A year later, Milton Erickson began teaching on the faculty.

Classes started as usual, according to schedule, at 8 am. After 20 minutes, Ann appeared in the audience.

At this moment, at a sign from Erickson, the entire group stood up and silently greeted the student. In complete silence she walked to her place.

After the lecture, Milton Erickson walked out with Ann. They walked along the corridor and everyone who came towards them gave the student silent greetings. This continued until the end of the lectures. The next day, Ann was one of the first to arrive to class.

She calmly endured the reproaches and remarks of teachers, the dean and her fellow students, but could not bear this silent greeting.

While they tried to discipline her, Milton Erickson took a different approach: greeting shows respect. He congratulated her on gaining such power over everyone.

Erickson made it clear to her that she was using her influence incorrectly.

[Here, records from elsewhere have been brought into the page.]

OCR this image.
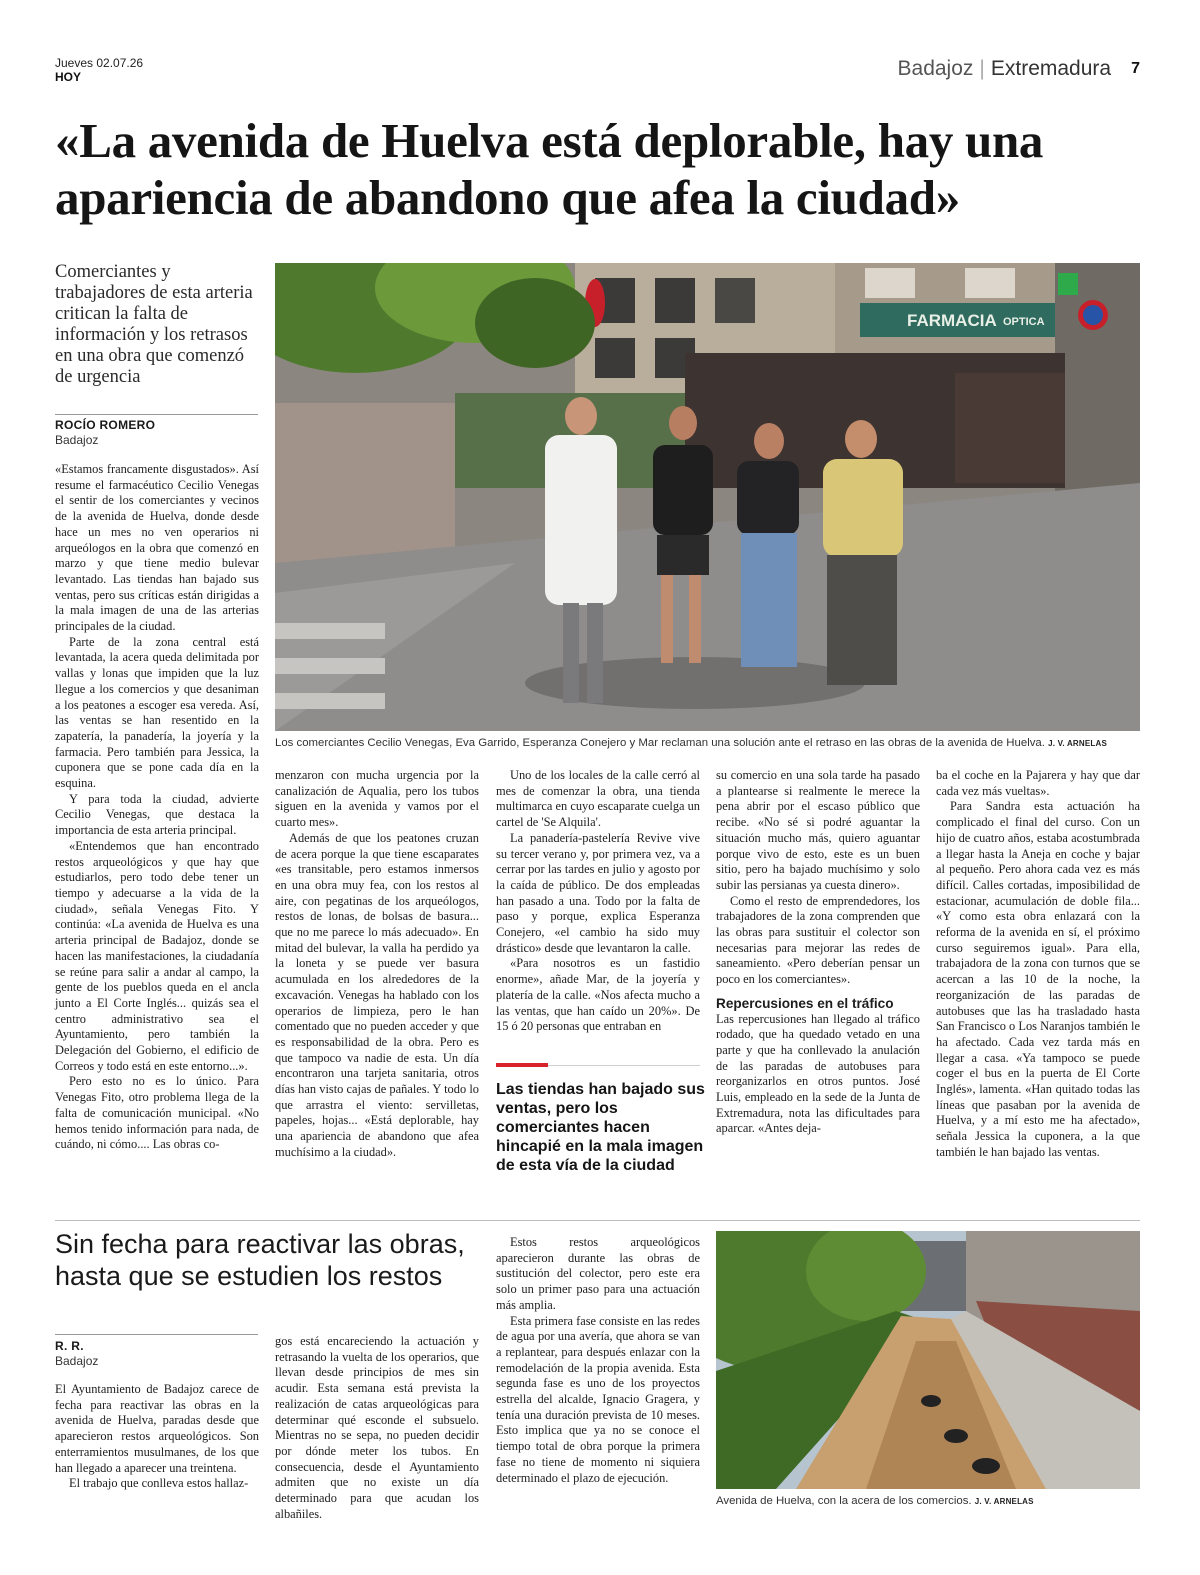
Jueves 02.07.26
HOY	Badajoz | Extremadura 7
«La avenida de Huelva está deplorable, hay una apariencia de abandono que afea la ciudad»
Comerciantes y trabajadores de esta arteria critican la falta de información y los retrasos en una obra que comenzó de urgencia
ROCÍO ROMERO
Badajoz

«Estamos francamente disgustados». Así resume el farmacéutico Cecilio Venegas el sentir de los comerciantes y vecinos de la avenida de Huelva, donde desde hace un mes no ven operarios ni arqueólogos en la obra que comenzó en marzo y que tiene medio bulevar levantado. Las tiendas han bajado sus ventas, pero sus críticas están dirigidas a la mala imagen de una de las arterias principales de la ciudad.

Parte de la zona central está levantada, la acera queda delimitada por vallas y lonas que impiden que la luz llegue a los comercios y que desaniman a los peatones a escoger esa vereda. Así, las ventas se han resentido en la zapatería, la panadería, la joyería y la farmacia. Pero también para Jessica, la cuponera que se pone cada día en la esquina.

Y para toda la ciudad, advierte Cecilio Venegas, que destaca la importancia de esta arteria principal.

«Entendemos que han encontrado restos arqueológicos y que hay que estudiarlos, pero todo debe tener un tiempo y adecuarse a la vida de la ciudad», señala Venegas Fito. Y continúa: «La avenida de Huelva es una arteria principal de Badajoz, donde se hacen las manifestaciones, la ciudadanía se reúne para salir a andar al campo, la gente de los pueblos queda en el ancla junto a El Corte Inglés... quizás sea el centro administrativo sea el Ayuntamiento, pero también la Delegación del Gobierno, el edificio de Correos y todo está en este entorno...».

Pero esto no es lo único. Para Venegas Fito, otro problema llega de la falta de comunicación municipal. «No hemos tenido información para nada, de cuándo, ni cómo.... Las obras co-

menzaron con mucha urgencia por la canalización de Aqualia, pero los tubos siguen en la avenida y vamos por el cuarto mes».

Además de que los peatones cruzan de acera porque la que tiene escaparates «es transitable, pero estamos inmersos en una obra muy fea, con los restos al aire, con pegatinas de los arqueólogos, restos de lonas, de bolsas de basura... que no me parece lo más adecuado». En mitad del bulevar, la valla ha perdido ya la loneta y se puede ver basura acumulada en los alrededores de la excavación. Venegas ha hablado con los operarios de limpieza, pero le han comentado que no pueden acceder y que es responsabilidad de la obra. Pero es que tampoco va nadie de esta. Un día encontraron una tarjeta sanitaria, otros días han visto cajas de pañales. Y todo lo que arrastra el viento: servilletas, papeles, hojas... «Está deplorable, hay una apariencia de abandono que afea muchísimo a la ciudad».

Uno de los locales de la calle cerró al mes de comenzar la obra, una tienda multimarca en cuyo escaparate cuelga un cartel de 'Se Alquila'.

La panadería-pastelería Revive vive su tercer verano y, por primera vez, va a cerrar por las tardes en julio y agosto por la caída de público. De dos empleadas han pasado a una. Todo por la falta de paso y porque, explica Esperanza Conejero, «el cambio ha sido muy drástico» desde que levantaron la calle.

«Para nosotros es un fastidio enorme», añade Mar, de la joyería y platería de la calle. «Nos afecta mucho a las ventas, que han caído un 20%». De 15 ó 20 personas que entraban en

su comercio en una sola tarde ha pasado a plantearse si realmente le merece la pena abrir por el escaso público que recibe. «No sé si podré aguantar la situación mucho más, quiero aguantar porque vivo de esto, este es un buen sitio, pero ha bajado muchísimo y solo subir las persianas ya cuesta dinero».

Como el resto de emprendedores, los trabajadores de la zona comprenden que las obras para sustituir el colector son necesarias para mejorar las redes de saneamiento. «Pero deberían pensar un poco en los comerciantes».

Repercusiones en el tráfico

Las repercusiones han llegado al tráfico rodado, que ha quedado vetado en una parte y que ha conllevado la anulación de las paradas de autobuses para reorganizarlos en otros puntos. José Luis, empleado en la sede de la Junta de Extremadura, nota las dificultades para aparcar. «Antes deja-

ba el coche en la Pajarera y hay que dar cada vez más vueltas».

Para Sandra esta actuación ha complicado el final del curso. Con un hijo de cuatro años, estaba acostumbrada a llegar hasta la Aneja en coche y bajar al pequeño. Pero ahora cada vez es más difícil. Calles cortadas, imposibilidad de estacionar, acumulación de doble fila... «Y como esta obra enlazará con la reforma de la avenida en sí, el próximo curso seguiremos igual». Para ella, trabajadora de la zona con turnos que se acercan a las 10 de la noche, la reorganización de las paradas de autobuses que las ha trasladado hasta San Francisco o Los Naranjos también le ha afectado. Cada vez tarda más en llegar a casa. «Ya tampoco se puede coger el bus en la puerta de El Corte Inglés», lamenta. «Han quitado todas las líneas que pasaban por la avenida de Huelva, y a mí esto me ha afectado», señala Jessica la cuponera, a la que también le han bajado las ventas.

Las tiendas han bajado sus ventas, pero los comerciantes hacen hincapié en la mala imagen de esta vía de la ciudad
FARMACIA OPTICA
Los comerciantes Cecilio Venegas, Eva Garrido, Esperanza Conejero y Mar reclaman una solución ante el retraso en las obras de la avenida de Huelva. J. V. ARNELAS
Sin fecha para reactivar las obras, hasta que se estudien los restos
R. R.
Badajoz

El Ayuntamiento de Badajoz carece de fecha para reactivar las obras en la avenida de Huelva, paradas desde que aparecieron restos arqueológicos. Son enterramientos musulmanes, de los que han llegado a aparecer una treintena.

El trabajo que conlleva estos hallaz-

gos está encareciendo la actuación y retrasando la vuelta de los operarios, que llevan desde principios de mes sin acudir. Esta semana está prevista la realización de catas arqueológicas para determinar qué esconde el subsuelo. Mientras no se sepa, no pueden decidir por dónde meter los tubos. En consecuencia, desde el Ayuntamiento admiten que no existe un día determinado para que acudan los albañiles.

Estos restos arqueológicos aparecieron durante las obras de sustitución del colector, pero este era solo un primer paso para una actuación más amplia.

Esta primera fase consiste en las redes de agua por una avería, que ahora se van a replantear, para después enlazar con la remodelación de la propia avenida. Esta segunda fase es uno de los proyectos estrella del alcalde, Ignacio Gragera, y tenía una duración prevista de 10 meses. Esto implica que ya no se conoce el tiempo total de obra porque la primera fase no tiene de momento ni siquiera determinado el plazo de ejecución.

Avenida de Huelva, con la acera de los comercios. J. V. ARNELAS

And when she realized this, she was able to understand something else: how to use her power constructively. Where others tried to change her behavior with words, Erickson used nonverbal means and brought her to the realization that she was using her influence to her own detriment.

There is a rule in NLP: “The system is controlled by the one who shows the greatest flexibility.”

In other words, when you see that your behavior is not producing the desired results, change it (or change the usual way of responding).

Each person develops stable patterns of behavior throughout his life.

They can be changed by “breaking the circle” of reactions to which a person no longer responds. Do you remember how many times this has happened in your life? The same action causing the same reaction. Sometimes this goes on for years.

“The participants are dancing the same dance” and are indignant: “Why is nothing happening?”

Also, my friend got used to the words of reproach that she received from me and other people. And she no longer responded to them.

Finding herself in an unusual role, she suddenly realized how unpleasant it was when her own interests always came to the fore. It's funny, but now our meetings happen almost on time: 5-7 minutes of being late doesn't count anymore (especially since sometimes I'm late).